Correction term of the constant in the simulations

Hi everyone, I have a question regarding the correction term of the constant that is printed in POLICY AND TRANSITION FUNCTIONS and stored in oo_.dr.ghs2 after using the stoch_simul command. I have coded a simple new Keynesian model and computed IRFs for inflation. I would have 2 main questions:

  1. The steady state of inflation in my model is 0.005, as also correctly stated under STEADY STATE RESULTS. In a first simulation I get Constant=0.004869 and (correction)=-0.000131. Now, in my understanding from reading the manual, to build the policy function I should sum these two elements (in other words, sum the constant and what is stored in oo_.dr.ghs2 divided by 2). However, if I did Constant minus correction, I would get exactly the steady state of 0.005. Therefore my question is: to build a policy function for inflation, should I do Constant + correction (which would get me further away from the true steady state) or Constant - correction?

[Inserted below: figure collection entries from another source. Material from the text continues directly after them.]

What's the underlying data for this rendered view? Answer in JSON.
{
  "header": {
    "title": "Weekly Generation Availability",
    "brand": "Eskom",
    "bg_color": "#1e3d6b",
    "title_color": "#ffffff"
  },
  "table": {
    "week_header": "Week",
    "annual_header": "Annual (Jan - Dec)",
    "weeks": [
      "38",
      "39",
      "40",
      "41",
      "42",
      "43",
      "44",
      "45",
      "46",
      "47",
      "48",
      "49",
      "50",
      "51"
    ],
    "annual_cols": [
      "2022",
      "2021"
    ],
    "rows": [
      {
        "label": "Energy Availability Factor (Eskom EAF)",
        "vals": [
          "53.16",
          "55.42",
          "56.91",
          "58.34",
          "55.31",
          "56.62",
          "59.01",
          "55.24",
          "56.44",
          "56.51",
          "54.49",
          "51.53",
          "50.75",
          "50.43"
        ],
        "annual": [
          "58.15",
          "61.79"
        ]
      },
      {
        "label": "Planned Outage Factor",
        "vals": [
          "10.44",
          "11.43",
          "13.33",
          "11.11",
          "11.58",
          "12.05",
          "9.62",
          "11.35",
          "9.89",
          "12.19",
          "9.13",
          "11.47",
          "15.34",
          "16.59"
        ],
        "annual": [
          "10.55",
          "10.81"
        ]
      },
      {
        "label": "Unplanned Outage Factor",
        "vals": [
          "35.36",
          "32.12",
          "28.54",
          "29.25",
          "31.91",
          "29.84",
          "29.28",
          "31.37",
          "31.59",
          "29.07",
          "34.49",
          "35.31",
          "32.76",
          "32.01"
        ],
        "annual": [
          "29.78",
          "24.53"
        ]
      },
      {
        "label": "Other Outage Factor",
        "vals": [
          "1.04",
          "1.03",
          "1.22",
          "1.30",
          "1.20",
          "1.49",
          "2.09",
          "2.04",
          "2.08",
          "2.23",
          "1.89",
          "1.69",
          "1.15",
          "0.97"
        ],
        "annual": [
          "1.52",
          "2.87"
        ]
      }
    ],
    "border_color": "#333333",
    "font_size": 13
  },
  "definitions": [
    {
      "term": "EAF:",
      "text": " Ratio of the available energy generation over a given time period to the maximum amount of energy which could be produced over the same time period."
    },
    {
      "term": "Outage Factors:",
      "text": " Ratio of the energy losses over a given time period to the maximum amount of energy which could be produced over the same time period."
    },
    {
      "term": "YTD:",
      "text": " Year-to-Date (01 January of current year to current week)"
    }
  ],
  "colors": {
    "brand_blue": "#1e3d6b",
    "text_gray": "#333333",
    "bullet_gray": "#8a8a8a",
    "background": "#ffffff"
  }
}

  2. I did two stoch_simul: in the first one I have
    shocks;
    var eps_a = SIGMA_A^20.25^2;
    var eps_v = SIGMA_V^2
    0.25^2;
    end;

In the second one I have instead:
shocks;
var eps_a = SIGMA_A^2;
var eps_v = SIGMA_V^2;
end;

Now, under POLICY AND TRANSITION FUNCTIONS, I get two different things for the two stoch_simuls in the Constant and (correction) terms. All the other coefficients are the same. For the first stoch_simul, I get:
Constant=0.004869
(correction)=-0.000131

For the second one I get:
Constant: 0.002901
(correction): -0.002099

Now Constant minus correction gives me 0.005 for both. Why do I get different constant and correction terms for different variance specifications?

Hope the qeustions are clear and thanks a lot in advance.

The constant is the overall sum

oo_.dr.ys+0.5*oo_.dr.ghs2

while the correction is just 0.5*oo_.dr.ghs2. Thus,
constant+correction=steady state

If you change the shock variance, that will affect ghs2 and therefore both the correction and the constant, but not the steady state.

Thank you, this is clearer now! One quick follow-up question. When I compute the policy function (meaning I want to know the value of an endogenous variable for different combinations of the state variables), I use the constant (i.e. steady state + correction) + coefficients * state variables… This is according to the latest issue of the manual.

This means that the level (not slope) of the policy functions can depend (heavily sometimes) on the variance of the shocks. Is that right?

Yes, that is correct. That’s why the stochastic steady state is sometimes very different from the deterministic one.